> It is evident from the history of this bug that the maintainers don't
> agree with this as an approach.
> 

I wonder how that is evident given that we (maintainers) still keep the bug 
open upstream and discuss about it from time to time...
https://bugs.freedesktop.org/show_bug.cgi?id=85007

I personally acknowledge the problem, but so far I've failed to find time to 
think of what the proper solution would be...

A full whitelist is something we don't really consider, given the large amount 
of devices coming out all over the world, and the lack of time we already have.

Asking the user... well, what would we ask?
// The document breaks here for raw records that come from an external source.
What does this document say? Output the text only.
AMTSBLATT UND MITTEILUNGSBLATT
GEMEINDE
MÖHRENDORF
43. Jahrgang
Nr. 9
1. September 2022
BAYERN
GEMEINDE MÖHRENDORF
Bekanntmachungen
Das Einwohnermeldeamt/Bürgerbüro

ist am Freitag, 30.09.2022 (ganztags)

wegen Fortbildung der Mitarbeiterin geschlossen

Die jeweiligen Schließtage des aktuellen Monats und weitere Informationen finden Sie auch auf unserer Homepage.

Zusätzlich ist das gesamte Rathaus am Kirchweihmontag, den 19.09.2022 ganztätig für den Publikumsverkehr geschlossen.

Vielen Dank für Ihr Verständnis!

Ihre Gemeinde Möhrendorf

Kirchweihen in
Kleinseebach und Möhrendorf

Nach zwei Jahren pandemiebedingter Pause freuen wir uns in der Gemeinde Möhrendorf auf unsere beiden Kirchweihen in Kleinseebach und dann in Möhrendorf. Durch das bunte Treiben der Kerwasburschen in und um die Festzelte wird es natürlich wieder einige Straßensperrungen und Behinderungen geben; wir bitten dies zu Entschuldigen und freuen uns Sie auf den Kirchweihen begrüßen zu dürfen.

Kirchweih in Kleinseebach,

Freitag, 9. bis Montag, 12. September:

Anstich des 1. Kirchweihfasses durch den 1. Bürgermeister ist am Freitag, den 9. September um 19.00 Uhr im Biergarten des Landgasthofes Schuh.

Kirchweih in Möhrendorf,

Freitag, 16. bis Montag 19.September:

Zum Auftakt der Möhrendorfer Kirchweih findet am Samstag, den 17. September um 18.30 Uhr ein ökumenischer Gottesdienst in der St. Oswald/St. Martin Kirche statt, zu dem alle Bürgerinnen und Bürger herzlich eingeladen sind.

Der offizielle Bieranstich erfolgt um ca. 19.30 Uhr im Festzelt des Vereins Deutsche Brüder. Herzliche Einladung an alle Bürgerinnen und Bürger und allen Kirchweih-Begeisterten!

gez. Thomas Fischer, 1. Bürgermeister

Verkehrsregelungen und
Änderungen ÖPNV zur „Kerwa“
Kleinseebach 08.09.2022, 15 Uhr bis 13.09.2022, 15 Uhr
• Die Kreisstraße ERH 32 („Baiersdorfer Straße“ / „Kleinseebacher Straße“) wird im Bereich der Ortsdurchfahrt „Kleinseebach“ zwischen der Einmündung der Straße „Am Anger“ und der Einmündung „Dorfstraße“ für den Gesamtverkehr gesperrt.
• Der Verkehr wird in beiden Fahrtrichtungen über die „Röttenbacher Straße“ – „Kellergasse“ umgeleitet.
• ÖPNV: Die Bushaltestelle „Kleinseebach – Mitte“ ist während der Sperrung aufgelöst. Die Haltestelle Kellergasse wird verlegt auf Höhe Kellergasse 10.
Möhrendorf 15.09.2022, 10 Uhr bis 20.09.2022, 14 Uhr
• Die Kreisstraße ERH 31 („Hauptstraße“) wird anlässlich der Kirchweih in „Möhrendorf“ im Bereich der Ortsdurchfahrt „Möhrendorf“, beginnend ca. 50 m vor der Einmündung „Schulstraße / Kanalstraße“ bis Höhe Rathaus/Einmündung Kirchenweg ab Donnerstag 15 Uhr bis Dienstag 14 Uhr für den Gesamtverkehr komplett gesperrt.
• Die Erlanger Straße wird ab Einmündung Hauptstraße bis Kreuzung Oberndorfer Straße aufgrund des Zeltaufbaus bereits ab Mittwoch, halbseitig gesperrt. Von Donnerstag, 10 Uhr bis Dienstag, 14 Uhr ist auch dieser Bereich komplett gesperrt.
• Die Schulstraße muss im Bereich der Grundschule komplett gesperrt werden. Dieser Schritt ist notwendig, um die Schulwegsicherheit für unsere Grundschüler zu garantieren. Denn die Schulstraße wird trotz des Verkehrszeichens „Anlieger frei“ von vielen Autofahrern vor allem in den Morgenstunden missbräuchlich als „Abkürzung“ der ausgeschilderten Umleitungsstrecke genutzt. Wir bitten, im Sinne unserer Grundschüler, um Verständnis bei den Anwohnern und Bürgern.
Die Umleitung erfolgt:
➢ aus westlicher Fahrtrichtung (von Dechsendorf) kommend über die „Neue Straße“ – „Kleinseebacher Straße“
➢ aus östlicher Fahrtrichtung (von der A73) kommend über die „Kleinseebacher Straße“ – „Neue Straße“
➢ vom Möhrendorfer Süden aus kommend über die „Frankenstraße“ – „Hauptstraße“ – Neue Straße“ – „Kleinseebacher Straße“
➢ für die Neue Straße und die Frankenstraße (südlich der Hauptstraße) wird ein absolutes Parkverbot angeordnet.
Should we ask "is this a modem" for 
every TTY we find? Is it better to annoy thousands of users each time a TTY is 
found instead of blacklist for all of them? We try to keep the blacklist in 
stable releases updated and stables happening each 2-3 months. Plus, there 
isn't always a "user" to ask when a modem is plugged in, ModemManager (as 
NetworkManager) don't really require a GUI to work and lots of headless systems 
out there use it.

One thing to maybe consider is whether we should just assume that it is a modem 
if:
 * We have more than one TTY exposed by the same USB device (are there 
non-modem devices out there that would usually do this?).
 * We have a TTY and a NET port exposed by the same USB device.

Or in other words, don't autoprobe a TTY if the USB device only has that one 
single TTY... Less and less mobile broadband modems fall in that last case, and 
definitely none of the recent modems I've seen would fall into the single-TTY 
category (except for maybe "professional" ruggerized devices and such but 
sometimes they're not even USB but pure RS232, and those aren't probed 
automatically anyway). Maintaining a whitelist of single-TTY modems may be 
feasible...

Blindly requiring a udev tag for a TTY to be probed during automatic scans will 
break all non-QMI non-MBIM modems :/

So yeah, totally open to discussion here.